Pada gunung Merapi, potensi bahaya saat ini berupa guguran lava dan awan panas dan lontaran material vulkanik bila terjadi erupsi eksplosif sehingga masyarakat diimbau untuk tidak melakukan apapun di daerah potensi bahaya.

Demikian pula yang terjadi dengan gunung Lewotolok, abu vulkanik hingga saat ini jatuh di beberapa sektor di sekeliling gunung.

Ahli Vulkanologi Universitas Gadjah Mada (UGM) Agung Harijoko mengatakan bahwa dari ketiga gunung tersebut, Gunung Sinabung yang belum dapat diprediksi perilakunya. Pasalnya, sebelum 2010, gunung tersebut tidak tercatat pada data monitoring aktivitas gunung api, dan secara mengejutkan meletus pada 27 Agustus 2010.

"Sinabung ini lama sekali istirahat tetapi kemudian pada 2010 terjadi erupsi. Kita ingin tahu sebenarnya dia akan setiap berapa tahun mengalami erupsi. Kalau Merapi itu kan kadang 5 atau 8 tahun mengalami erupsi," tuturnya.

Agung mengatakan bahwa PVMBG selalu menjalankan tugasnya sebagai pemegang otoritas yaitu melaporkan, memonitoring, kemudian memberikan rekomendasi apa yang harus dilakukan oleh pemerintah daerah setempat kepada masyarakat.

Misalnya, terkait gunung Merapi, PVMBG berkoordinasi dengan pemerintah kabupaten Magelang, Sleman, Klaten, dan Boyolali sesuai dengan aturan yang ada.

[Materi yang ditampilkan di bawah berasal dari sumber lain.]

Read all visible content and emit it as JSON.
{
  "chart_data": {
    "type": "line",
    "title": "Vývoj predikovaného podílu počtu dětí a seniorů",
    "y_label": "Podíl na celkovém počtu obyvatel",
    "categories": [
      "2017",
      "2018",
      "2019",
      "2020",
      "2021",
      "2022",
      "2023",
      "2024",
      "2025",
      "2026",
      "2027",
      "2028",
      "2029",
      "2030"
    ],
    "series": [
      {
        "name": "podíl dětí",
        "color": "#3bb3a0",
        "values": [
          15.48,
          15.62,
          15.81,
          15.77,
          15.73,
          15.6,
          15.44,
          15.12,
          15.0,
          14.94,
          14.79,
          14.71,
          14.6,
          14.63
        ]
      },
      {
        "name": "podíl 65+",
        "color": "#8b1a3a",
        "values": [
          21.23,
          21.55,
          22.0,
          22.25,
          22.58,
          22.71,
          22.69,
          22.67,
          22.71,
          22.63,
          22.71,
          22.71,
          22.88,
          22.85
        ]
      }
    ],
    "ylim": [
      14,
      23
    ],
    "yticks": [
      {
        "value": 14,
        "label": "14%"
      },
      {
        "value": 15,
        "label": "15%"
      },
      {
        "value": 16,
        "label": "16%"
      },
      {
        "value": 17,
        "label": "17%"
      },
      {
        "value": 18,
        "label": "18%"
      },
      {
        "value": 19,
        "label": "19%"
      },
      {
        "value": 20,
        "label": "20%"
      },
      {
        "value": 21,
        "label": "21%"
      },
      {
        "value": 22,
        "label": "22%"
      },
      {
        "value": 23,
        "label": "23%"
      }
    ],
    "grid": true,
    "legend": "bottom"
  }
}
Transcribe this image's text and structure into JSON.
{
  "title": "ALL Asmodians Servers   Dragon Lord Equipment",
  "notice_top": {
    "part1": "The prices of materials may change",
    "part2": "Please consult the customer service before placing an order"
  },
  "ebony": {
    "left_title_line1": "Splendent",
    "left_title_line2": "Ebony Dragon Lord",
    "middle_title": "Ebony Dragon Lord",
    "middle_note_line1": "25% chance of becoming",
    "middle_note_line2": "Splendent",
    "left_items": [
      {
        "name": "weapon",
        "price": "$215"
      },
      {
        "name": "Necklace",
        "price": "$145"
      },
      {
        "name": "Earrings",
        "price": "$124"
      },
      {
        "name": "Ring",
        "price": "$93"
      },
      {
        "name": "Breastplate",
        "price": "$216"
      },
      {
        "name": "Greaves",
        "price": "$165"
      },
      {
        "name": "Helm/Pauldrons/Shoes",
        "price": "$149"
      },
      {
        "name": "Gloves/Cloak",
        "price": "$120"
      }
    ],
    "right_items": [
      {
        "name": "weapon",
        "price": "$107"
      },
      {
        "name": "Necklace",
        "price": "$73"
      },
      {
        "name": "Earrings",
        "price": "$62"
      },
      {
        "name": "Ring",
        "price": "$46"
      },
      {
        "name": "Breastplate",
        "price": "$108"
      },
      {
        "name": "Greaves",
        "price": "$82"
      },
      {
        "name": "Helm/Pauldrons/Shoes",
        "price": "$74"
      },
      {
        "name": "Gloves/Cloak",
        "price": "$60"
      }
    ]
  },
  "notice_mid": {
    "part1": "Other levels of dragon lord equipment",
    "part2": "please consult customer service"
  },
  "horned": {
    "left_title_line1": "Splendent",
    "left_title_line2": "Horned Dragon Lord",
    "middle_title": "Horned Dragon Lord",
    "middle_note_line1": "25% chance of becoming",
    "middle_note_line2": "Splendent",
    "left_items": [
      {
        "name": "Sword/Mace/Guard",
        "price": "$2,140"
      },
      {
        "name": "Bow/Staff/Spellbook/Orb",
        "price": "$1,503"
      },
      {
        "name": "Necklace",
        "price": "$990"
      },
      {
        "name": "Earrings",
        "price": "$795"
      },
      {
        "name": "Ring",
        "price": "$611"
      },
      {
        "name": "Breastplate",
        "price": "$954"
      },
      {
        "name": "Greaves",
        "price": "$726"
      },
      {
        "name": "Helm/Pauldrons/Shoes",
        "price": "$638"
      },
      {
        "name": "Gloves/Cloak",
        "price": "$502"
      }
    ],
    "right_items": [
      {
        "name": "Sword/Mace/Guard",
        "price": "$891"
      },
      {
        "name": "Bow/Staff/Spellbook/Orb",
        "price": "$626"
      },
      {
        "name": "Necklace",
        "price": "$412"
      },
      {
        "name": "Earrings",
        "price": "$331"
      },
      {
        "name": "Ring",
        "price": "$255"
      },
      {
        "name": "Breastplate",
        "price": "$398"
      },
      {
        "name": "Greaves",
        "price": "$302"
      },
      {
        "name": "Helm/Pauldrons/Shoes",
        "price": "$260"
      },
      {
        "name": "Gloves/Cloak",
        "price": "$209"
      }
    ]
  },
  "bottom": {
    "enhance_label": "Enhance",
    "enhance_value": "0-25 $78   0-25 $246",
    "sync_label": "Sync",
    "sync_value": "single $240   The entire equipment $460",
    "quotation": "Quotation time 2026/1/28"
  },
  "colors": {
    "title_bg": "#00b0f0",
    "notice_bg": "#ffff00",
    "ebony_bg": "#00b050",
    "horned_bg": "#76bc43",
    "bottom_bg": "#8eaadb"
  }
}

"Jika kemudian harus mengevakuasi warga dan mendirikan shelter pengungsian, maka BPBD [Badan Penanggulangan Bencana Daerah] dengan pemerintah daerah setempat yang melaksanakan sesuai dengan rekomendasi dan arahan dari PVMBG."

Bagi masyarakat yang tinggal di lokasi sekitar ketiga gunung api tersebut, Agung mengimbau agar warga selalu memonitor informasi baik dari PVMBG maupun dari pemerintah daerah setempat.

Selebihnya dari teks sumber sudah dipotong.